The Samaria Ostraca are 102 ostraca found in 1910 in excavations in Sebastia, Nablus (ancient Samaria) led by George Andrew Reisner of the Harvard Semitic Museum. Of the 102, only 63 are legible. The ostraca are written in the paleo-Hebrew alphabet, which very closely resemble those of the Siloam Inscription, but show a slight development of the cursive script.

These ostraca were found in the treasury of the palace of Ahab, king of Israel (Samaria) and probably date about his period, 750–850 BCE. They are currently held in the collection of the Istanbul Archaeology Museums.

They are written on fragments of five different types of vessels—large thick amphorae, with a drab or grey surface; large thin amphorae, with a drab or grey surface; jugs of soft brown ware with a reddish slip; basins of the same ware; and bowls of coarse ware with a red or yellow slip, all of these presumably being vessels that were used in receiving and storing the revenue. Sherds with a smooth surface or a slip would naturally be preferred for writing.

These ostraca are evidently part of a somewhat clumsy method of book-keeping. Either they were a "day-book," notes of daily receipts to be written up in some form of "ledger" afterwards; or they were the sole record kept of the amount of wine and oil received in various years from various places.

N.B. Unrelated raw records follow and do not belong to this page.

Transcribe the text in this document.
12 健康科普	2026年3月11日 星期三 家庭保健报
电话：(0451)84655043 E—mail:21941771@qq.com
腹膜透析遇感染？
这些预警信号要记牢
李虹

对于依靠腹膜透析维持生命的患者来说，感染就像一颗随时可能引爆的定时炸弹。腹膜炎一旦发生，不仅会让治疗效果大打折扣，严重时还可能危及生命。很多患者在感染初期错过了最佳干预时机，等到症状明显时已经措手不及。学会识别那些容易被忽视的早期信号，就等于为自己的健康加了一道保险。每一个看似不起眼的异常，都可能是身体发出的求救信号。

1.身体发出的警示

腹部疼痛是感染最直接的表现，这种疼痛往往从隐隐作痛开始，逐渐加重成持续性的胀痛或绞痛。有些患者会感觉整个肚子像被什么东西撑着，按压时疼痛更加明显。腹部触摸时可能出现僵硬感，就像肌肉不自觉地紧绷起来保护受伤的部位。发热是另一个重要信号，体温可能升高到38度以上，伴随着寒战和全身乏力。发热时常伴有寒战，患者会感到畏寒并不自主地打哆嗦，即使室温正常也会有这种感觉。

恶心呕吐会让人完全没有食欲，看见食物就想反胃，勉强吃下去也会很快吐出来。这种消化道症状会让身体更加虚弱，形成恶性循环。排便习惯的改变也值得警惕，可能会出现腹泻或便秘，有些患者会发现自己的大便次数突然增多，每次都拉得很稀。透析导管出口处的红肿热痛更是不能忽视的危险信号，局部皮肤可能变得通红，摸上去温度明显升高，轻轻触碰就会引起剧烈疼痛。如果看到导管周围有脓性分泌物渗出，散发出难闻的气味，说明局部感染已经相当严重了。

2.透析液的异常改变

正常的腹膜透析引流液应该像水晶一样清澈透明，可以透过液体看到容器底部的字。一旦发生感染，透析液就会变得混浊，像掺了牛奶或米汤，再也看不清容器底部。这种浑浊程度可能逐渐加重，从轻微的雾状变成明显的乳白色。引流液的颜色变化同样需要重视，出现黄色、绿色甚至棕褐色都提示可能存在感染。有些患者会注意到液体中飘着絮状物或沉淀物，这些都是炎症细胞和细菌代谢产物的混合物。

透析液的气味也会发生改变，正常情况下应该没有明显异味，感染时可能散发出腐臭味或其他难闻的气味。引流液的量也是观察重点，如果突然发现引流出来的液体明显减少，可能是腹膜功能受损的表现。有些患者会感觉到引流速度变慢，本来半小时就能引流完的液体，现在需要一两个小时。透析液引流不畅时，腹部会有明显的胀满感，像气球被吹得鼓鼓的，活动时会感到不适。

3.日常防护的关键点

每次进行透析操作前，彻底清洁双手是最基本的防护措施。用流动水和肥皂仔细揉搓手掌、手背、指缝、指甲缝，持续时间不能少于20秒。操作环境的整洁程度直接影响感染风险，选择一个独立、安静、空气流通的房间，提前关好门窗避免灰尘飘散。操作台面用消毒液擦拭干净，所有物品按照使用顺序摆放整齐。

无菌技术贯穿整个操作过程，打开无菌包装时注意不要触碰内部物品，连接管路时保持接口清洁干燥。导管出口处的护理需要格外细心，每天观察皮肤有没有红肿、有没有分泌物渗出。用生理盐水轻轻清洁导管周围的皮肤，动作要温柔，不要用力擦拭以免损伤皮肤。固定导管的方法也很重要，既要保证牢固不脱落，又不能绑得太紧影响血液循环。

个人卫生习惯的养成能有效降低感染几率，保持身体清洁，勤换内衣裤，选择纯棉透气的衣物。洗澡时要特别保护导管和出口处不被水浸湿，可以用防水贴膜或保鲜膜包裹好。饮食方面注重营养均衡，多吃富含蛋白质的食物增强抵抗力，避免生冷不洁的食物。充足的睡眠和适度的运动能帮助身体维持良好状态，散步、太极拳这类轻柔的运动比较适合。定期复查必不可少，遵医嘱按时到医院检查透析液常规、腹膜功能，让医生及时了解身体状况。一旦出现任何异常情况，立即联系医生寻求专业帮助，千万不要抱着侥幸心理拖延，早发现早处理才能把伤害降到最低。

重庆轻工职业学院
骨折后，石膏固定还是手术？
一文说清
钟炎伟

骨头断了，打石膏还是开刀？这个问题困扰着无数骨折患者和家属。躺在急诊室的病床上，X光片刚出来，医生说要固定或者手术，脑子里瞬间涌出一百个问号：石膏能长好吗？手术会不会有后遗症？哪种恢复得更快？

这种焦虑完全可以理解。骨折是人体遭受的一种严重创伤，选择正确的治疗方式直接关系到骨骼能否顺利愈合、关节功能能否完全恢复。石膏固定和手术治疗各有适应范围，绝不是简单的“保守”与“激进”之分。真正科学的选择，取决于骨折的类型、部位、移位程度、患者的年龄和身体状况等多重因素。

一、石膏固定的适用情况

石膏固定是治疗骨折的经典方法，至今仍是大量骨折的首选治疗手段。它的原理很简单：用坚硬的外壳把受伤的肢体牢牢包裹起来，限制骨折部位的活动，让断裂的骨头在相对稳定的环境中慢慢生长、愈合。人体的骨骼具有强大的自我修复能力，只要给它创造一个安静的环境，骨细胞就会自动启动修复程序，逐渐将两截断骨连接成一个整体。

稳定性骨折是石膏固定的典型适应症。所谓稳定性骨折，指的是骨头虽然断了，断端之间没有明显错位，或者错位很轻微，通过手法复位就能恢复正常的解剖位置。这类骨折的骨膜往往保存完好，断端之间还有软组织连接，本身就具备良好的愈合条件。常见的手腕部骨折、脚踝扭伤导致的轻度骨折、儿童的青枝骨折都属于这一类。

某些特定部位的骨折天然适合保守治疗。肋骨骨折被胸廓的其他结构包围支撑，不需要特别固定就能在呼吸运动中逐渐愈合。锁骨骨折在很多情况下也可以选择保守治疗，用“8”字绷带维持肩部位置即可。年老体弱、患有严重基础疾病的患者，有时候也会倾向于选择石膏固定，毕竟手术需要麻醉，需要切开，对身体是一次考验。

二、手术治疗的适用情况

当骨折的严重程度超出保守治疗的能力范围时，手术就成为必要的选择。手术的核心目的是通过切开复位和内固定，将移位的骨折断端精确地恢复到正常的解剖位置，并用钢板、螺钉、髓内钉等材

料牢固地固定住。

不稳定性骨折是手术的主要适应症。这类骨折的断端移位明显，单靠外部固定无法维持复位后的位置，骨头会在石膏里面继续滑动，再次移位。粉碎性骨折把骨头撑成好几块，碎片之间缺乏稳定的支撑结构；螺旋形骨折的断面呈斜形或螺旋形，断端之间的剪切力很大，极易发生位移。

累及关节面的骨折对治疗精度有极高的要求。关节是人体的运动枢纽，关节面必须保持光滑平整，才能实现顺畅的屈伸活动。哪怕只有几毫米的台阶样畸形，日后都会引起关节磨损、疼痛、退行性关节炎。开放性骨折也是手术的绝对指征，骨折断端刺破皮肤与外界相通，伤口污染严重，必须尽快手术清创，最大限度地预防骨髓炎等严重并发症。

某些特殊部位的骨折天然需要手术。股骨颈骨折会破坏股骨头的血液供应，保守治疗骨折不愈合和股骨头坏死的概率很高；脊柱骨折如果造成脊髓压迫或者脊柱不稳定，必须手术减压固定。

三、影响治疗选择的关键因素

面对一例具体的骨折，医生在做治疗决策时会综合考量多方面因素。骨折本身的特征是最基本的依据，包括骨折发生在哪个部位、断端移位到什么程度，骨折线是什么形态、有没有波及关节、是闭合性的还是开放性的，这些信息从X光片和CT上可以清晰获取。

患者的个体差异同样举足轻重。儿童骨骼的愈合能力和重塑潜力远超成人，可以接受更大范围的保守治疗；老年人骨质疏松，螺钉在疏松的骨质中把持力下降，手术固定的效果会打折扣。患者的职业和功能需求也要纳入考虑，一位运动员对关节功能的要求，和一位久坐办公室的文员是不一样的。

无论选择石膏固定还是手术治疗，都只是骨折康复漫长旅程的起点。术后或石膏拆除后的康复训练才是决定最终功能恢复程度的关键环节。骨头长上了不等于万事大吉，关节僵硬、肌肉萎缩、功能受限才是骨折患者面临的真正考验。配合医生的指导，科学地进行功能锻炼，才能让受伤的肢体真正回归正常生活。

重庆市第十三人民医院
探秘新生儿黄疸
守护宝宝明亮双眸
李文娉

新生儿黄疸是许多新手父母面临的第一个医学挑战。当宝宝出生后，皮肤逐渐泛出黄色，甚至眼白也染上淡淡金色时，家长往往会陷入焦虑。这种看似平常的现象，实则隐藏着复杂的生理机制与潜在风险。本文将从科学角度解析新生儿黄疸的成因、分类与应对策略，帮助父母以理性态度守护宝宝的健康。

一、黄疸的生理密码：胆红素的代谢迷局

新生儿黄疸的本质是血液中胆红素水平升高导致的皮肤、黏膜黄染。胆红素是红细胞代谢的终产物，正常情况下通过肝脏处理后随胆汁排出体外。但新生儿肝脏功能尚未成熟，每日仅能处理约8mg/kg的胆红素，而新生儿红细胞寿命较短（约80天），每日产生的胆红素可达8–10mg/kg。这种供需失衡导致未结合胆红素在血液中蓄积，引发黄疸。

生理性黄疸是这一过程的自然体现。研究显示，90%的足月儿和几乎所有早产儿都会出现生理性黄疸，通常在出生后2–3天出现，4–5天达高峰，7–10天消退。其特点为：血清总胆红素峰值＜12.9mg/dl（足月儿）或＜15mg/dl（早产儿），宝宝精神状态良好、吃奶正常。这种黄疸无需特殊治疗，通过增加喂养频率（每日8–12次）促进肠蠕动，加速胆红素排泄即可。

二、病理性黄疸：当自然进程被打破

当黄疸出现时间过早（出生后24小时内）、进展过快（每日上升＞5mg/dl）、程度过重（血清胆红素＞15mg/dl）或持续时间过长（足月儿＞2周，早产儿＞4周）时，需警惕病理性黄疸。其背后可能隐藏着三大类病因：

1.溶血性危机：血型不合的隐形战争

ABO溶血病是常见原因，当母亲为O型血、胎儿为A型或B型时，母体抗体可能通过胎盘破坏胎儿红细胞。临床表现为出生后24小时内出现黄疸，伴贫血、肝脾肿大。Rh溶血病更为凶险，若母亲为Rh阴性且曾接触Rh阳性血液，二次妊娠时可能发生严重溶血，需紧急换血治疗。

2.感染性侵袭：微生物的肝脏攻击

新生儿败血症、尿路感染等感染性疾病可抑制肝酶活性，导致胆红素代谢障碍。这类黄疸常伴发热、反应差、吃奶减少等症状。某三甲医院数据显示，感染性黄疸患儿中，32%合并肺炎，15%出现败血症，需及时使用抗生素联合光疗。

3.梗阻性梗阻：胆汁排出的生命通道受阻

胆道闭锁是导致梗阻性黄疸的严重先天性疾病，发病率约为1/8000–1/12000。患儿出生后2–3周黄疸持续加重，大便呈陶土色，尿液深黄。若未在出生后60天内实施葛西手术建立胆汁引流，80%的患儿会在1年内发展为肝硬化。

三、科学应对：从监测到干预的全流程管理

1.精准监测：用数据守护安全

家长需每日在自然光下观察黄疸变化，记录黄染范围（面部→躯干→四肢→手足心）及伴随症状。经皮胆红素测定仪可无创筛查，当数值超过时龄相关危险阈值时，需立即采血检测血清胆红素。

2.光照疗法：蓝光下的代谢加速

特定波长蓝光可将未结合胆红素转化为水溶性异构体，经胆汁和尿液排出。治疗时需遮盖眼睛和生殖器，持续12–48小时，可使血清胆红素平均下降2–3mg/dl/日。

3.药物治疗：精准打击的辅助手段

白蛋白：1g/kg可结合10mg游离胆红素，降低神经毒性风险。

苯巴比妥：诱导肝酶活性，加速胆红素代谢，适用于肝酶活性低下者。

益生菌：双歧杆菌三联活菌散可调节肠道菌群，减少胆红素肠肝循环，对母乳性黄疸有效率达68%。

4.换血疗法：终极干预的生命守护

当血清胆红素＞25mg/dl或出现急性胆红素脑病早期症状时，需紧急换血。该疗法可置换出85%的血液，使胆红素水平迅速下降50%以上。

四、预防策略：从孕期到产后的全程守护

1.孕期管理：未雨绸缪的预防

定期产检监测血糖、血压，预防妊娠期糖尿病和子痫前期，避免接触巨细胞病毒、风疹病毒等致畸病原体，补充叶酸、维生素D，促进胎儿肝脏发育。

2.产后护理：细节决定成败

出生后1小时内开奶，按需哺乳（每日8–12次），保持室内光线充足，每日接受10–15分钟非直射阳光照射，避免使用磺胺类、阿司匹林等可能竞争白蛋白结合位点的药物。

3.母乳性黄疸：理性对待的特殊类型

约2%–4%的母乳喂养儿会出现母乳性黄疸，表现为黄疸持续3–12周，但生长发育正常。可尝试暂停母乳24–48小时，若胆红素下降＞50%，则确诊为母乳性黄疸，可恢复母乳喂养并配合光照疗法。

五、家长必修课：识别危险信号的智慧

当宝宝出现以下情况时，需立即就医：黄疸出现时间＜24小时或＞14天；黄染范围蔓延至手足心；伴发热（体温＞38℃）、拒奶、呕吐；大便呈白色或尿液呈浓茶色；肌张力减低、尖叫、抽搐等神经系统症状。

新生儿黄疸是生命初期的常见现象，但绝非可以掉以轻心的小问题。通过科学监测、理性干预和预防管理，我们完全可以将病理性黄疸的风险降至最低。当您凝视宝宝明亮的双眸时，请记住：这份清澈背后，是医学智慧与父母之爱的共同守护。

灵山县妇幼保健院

They may have been written and handed in by the givers, not by the receivers.

All of them began with a date, such as "In the ninth, tenth, or fifteenth year" presumably of the reign of Ahab. This is followed by the amount and quality of wine or oil received, with the name of the place where it came from and of the giver, such as "in the tenth year wine of Kerm-ha-Tell for a jar of fine oil" where evidently wine was accepted in place of fine oil. "A jar of old wine" and "a jar of fine oil" are the most usual descriptions.